With just a few common items from around the house, you can make a simple microscope that’s straight out of history.
WHAT YOU’LL NEED
- Paper punch
- Thin piece of cardboard (a postcard or file card)
- Aluminum foil
- Petroleum jelly
- Distilled water
- Flashlight or other light source
WHAT YOU’LL DO
Step 1: Punch a quarter-inch hole in the cardboard. Cut and glue a piece of foil on the card to cover the hole. Do not get any glue over the hole. Gently poke the needle through the foil. Make the pinhole round and smooth; the more round the hole, the better your microscope will work.

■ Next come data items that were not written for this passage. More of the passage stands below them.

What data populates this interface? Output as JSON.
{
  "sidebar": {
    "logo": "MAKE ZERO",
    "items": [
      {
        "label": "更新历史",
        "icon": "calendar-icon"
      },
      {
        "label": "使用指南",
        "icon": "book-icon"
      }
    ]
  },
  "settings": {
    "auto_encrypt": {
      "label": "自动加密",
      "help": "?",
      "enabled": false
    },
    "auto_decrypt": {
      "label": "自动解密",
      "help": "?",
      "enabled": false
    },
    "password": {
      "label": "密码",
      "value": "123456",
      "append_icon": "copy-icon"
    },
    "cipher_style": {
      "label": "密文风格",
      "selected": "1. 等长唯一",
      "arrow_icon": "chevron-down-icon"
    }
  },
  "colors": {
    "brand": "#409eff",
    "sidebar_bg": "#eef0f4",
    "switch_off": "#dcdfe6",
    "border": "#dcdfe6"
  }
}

Step 2: With the tip of a toothpick, carefully spread a thin layer of petroleum jelly just around the hole on both sides of the foil. Make sure to keep the hole open, free of jelly. With an eyedropper, squeeze a drop of clean distilled water into the pinhole. The petroleum jelly should hold the water in the pinhole. You may have to tap the card gently to get the water in the hole.

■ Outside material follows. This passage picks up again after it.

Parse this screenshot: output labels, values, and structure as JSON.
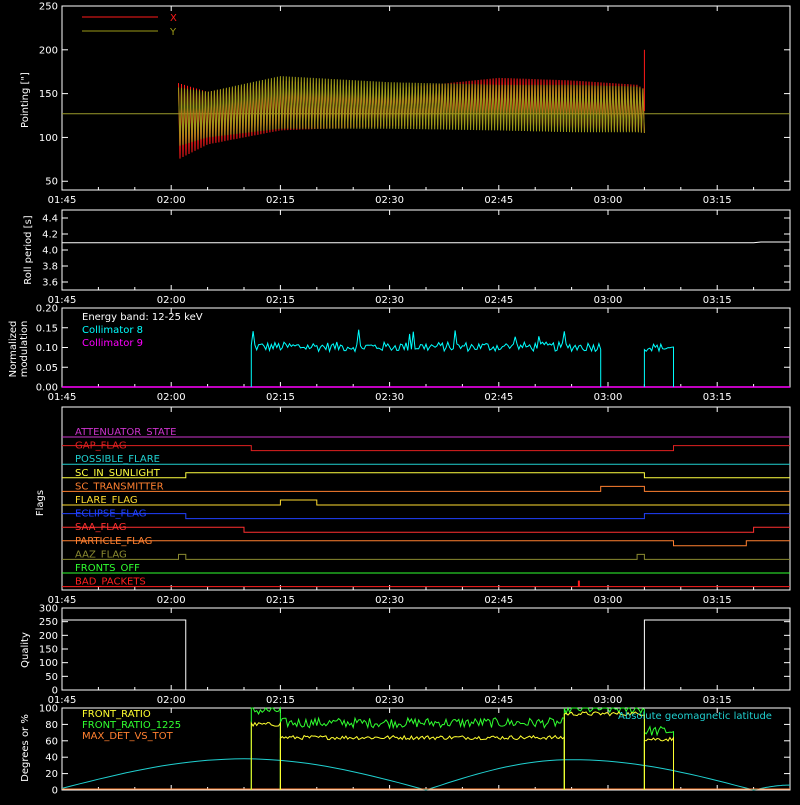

Step 3: Point the flashlight upward. Place the object you want to study over the light. Look at the object through the water drop.
You can study many things around the house. Onion skin, salt, sugar, a strand of human hair, the tip of a pencil and insect parts are good. Ask to borrow a few prepared slides from your science or biology teacher.
ABOUT YOUR MICROSCOPE
Your homemade microscope is much like the first magnifying devices two Dutch inventors created.
Zacharias Janssen made some of the first eyeglasses in the 1500’s and is credited with inventing the first compound microscope around 1590. Anton van Leeuwenhoek later created microscopes in the 1600’s that could magnify objects more than 270 times.
Leeuwenhoek called the tiny objects he saw “invisible animals,” which later became known as bacteria. He studied other life forms, such as mites, lice and fleas. His
findings led him to inspect with his microscope the blood of fish, birds, tadpoles, mammals and humans. He was the first to identify red blood cells.